How do you get 10,000 people to visit an art museum on opening day during the Great Depression? You create a controversy, or at lease encourage one. Read what Diego Rivera did in Detroit!
In 1927, luckily before the Great Depression, the Detroit Institute of Art (DIA) was founded. Thanks to Henry Ford, Detroit was becoming a prosperous city and this helped the museum’s collections become impressive. In 1932, Edsel Ford, Henry Ford’s son, and William Valentiner, DIA’s Art Director, commissioned Diego Rivera to paint the Garden Court of the museum. He was to be paid $10,000 and his only guideline was to relate the history of Detroit to the development of industry. He accepted.
When Frida Kahlo and Diego Rivera arrived in Detroit, controversy was already brewing. The Great Depression hit Detroit especially hard and a few days before they arrived the Hunger March happened. Protesters demanding jobs marched to the River Rouge Plant where five people were killed and twenty were were wounded. This would be the same plant that Rivera would visit to create the sketches for his mural.
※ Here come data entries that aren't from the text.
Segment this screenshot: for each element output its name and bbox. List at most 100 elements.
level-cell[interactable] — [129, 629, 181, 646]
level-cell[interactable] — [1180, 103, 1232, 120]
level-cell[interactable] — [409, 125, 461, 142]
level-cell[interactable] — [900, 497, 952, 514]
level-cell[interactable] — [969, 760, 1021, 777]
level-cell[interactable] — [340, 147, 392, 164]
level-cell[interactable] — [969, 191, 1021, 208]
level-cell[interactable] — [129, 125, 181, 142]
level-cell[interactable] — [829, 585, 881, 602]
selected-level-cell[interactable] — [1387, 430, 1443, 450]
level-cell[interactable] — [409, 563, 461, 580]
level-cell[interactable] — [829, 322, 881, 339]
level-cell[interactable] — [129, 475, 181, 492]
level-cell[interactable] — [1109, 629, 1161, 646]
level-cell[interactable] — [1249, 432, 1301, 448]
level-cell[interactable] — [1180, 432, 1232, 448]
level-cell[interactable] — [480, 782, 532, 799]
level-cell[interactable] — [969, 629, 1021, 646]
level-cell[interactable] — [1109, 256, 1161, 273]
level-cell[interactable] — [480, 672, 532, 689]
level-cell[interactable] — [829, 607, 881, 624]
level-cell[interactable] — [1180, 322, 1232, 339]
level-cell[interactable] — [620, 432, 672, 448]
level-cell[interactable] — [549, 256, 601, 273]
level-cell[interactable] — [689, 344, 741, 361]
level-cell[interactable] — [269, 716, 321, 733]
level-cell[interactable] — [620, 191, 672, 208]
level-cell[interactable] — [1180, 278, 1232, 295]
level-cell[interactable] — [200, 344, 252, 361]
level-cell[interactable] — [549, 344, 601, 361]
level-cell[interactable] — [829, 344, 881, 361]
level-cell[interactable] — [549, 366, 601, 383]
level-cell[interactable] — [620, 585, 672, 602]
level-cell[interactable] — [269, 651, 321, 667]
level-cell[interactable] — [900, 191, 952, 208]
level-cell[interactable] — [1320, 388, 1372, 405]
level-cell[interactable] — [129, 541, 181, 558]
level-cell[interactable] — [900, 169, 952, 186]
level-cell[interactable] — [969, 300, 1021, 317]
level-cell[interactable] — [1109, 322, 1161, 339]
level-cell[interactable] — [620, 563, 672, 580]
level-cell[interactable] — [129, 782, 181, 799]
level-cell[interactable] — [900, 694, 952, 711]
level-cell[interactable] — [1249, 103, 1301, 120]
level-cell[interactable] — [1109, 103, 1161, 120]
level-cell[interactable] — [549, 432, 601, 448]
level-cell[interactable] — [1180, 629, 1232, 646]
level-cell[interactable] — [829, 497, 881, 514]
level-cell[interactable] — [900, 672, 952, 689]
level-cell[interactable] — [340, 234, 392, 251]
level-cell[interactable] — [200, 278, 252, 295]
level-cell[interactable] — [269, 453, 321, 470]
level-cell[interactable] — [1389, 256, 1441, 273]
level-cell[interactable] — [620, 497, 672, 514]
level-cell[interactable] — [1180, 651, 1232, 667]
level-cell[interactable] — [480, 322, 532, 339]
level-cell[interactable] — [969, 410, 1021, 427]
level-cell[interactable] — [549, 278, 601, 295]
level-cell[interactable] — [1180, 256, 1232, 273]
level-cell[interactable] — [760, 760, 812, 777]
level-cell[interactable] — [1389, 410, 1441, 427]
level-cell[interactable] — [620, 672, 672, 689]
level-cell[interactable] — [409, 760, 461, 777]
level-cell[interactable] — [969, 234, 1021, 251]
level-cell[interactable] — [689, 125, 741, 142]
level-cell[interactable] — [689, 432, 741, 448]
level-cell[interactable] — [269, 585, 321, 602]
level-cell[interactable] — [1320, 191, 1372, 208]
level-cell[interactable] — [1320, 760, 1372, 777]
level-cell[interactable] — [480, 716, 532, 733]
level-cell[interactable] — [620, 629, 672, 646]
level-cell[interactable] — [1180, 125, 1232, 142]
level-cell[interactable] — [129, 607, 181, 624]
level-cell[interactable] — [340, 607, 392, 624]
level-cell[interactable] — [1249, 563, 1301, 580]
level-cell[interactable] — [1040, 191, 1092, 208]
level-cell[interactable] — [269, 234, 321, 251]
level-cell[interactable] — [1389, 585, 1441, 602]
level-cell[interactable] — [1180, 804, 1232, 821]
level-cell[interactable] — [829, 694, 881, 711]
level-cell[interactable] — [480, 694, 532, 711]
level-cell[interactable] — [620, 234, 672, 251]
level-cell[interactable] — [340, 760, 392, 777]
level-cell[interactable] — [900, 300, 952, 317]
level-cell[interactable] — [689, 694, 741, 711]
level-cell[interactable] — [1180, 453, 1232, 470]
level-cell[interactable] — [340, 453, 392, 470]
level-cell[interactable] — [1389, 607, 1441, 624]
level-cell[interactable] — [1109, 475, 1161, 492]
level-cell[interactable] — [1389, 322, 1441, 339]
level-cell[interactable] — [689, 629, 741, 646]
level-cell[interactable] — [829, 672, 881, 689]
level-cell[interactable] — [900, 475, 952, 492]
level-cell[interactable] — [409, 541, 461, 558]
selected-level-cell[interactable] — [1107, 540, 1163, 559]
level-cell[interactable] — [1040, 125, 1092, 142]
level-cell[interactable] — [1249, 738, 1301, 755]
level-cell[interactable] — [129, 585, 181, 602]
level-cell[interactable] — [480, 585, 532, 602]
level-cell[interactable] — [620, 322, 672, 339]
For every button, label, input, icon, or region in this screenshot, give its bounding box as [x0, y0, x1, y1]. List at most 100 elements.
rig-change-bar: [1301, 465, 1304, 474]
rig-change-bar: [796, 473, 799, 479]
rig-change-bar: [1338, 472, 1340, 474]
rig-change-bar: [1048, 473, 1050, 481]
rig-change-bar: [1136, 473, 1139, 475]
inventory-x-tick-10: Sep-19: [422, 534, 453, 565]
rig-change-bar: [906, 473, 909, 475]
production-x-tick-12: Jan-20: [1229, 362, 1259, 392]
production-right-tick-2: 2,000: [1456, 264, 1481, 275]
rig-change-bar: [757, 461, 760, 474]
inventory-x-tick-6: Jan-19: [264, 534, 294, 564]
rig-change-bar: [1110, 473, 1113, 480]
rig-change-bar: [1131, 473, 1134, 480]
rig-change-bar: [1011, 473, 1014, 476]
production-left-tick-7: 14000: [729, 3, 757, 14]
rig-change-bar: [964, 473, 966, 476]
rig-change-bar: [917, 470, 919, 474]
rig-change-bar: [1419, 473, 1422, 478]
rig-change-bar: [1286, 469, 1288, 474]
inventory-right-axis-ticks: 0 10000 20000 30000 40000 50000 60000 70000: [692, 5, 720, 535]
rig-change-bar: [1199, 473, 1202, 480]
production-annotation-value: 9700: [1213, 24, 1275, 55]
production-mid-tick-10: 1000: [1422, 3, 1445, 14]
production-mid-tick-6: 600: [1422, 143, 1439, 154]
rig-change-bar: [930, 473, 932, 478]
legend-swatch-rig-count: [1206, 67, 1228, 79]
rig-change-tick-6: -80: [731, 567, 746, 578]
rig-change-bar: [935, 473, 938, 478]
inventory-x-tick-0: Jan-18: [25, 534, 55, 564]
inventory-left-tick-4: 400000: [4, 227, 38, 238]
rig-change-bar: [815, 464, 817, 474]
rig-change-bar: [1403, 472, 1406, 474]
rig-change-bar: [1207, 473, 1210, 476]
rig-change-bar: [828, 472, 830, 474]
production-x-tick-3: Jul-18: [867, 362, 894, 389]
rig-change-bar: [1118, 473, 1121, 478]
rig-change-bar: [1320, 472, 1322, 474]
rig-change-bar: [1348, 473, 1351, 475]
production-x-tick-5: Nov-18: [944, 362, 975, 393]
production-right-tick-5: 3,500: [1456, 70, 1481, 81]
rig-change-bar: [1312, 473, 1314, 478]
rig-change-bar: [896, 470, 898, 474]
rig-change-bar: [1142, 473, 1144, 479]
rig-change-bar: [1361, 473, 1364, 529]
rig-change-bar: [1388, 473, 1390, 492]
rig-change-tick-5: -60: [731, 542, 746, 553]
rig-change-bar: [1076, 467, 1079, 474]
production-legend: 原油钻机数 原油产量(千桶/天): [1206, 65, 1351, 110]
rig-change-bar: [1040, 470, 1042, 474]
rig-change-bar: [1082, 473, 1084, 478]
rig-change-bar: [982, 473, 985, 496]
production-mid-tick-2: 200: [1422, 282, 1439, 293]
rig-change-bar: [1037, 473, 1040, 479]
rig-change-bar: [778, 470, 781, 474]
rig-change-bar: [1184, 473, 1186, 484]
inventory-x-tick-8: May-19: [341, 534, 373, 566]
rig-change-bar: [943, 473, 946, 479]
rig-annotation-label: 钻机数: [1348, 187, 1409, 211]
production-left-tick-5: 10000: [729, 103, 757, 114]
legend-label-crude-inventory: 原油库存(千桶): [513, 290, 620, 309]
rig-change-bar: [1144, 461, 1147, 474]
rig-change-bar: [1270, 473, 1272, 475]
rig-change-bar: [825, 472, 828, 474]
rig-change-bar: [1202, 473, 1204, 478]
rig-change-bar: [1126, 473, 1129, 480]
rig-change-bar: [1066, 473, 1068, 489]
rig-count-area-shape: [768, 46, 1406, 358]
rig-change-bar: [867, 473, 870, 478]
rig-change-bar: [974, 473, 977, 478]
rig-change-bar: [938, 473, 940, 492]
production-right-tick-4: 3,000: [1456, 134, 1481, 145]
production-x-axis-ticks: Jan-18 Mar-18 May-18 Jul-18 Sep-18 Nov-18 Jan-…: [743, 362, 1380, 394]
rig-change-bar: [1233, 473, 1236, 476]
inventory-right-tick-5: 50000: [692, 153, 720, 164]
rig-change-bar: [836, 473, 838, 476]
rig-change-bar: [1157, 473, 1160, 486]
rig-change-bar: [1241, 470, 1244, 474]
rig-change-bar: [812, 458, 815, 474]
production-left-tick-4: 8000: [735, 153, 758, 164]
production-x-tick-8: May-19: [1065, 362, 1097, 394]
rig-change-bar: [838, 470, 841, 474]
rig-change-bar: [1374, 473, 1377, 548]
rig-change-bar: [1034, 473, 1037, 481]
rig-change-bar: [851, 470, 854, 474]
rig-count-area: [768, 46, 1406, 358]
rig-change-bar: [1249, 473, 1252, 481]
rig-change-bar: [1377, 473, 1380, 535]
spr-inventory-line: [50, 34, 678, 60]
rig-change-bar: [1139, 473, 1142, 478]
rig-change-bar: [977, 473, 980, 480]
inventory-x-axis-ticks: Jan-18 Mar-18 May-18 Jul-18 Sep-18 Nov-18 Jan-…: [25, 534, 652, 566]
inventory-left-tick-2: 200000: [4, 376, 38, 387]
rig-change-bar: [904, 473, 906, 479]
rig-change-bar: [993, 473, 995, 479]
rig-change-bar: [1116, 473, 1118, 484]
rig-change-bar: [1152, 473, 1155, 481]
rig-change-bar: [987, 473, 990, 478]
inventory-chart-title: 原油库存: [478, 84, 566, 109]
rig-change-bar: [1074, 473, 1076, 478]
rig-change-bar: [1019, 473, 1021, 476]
With so few jobs available in the US, the public was not happy that a Mexican artist was given the commission. Other critics were concerned with Rivera’s Marxist beliefs.
Rivera’s Detriot Industry was finished in 1933 and covered all the available space in the Garden Court, totaling 27 fresco panels. Rivera mostly focuses on the automobile industry while also showing advances in medicine and technology. The frescoes are extremely detailed and symbolic, but back to the controversy.
One of the most controversial panels is a nativity scene depicting a child receiving a vaccine from a doctor and a nurse meanwhile three scientists work in the laboratory in the background. The animals in the foreground are the ones who provided the serum for the vaccines. Rivera believed that medicine would be the savior of the world. Church leaders were outraged.
Rivera also painted red, yellow, black, and white nudes to represent the diverse workforce and the raw materials needed for the automobile industry. Many considered these nudes vulgar and pornographic. In the panels that represent the automobile assembly line, workers of all races are working together. Again, this was controversial.
Even before the mural was unveiled there was considerable controversy surrounding it. To fuel this fire, the museum invited church leaders to view it in advance. The public outcry caused thousands of people to visit the museum on its opening day. As a result, people became passionate and interested in a museum that had waning support, leading the city to give the museum more funding. In the end, the murals were not destroyed and remain awe-inspiring to see.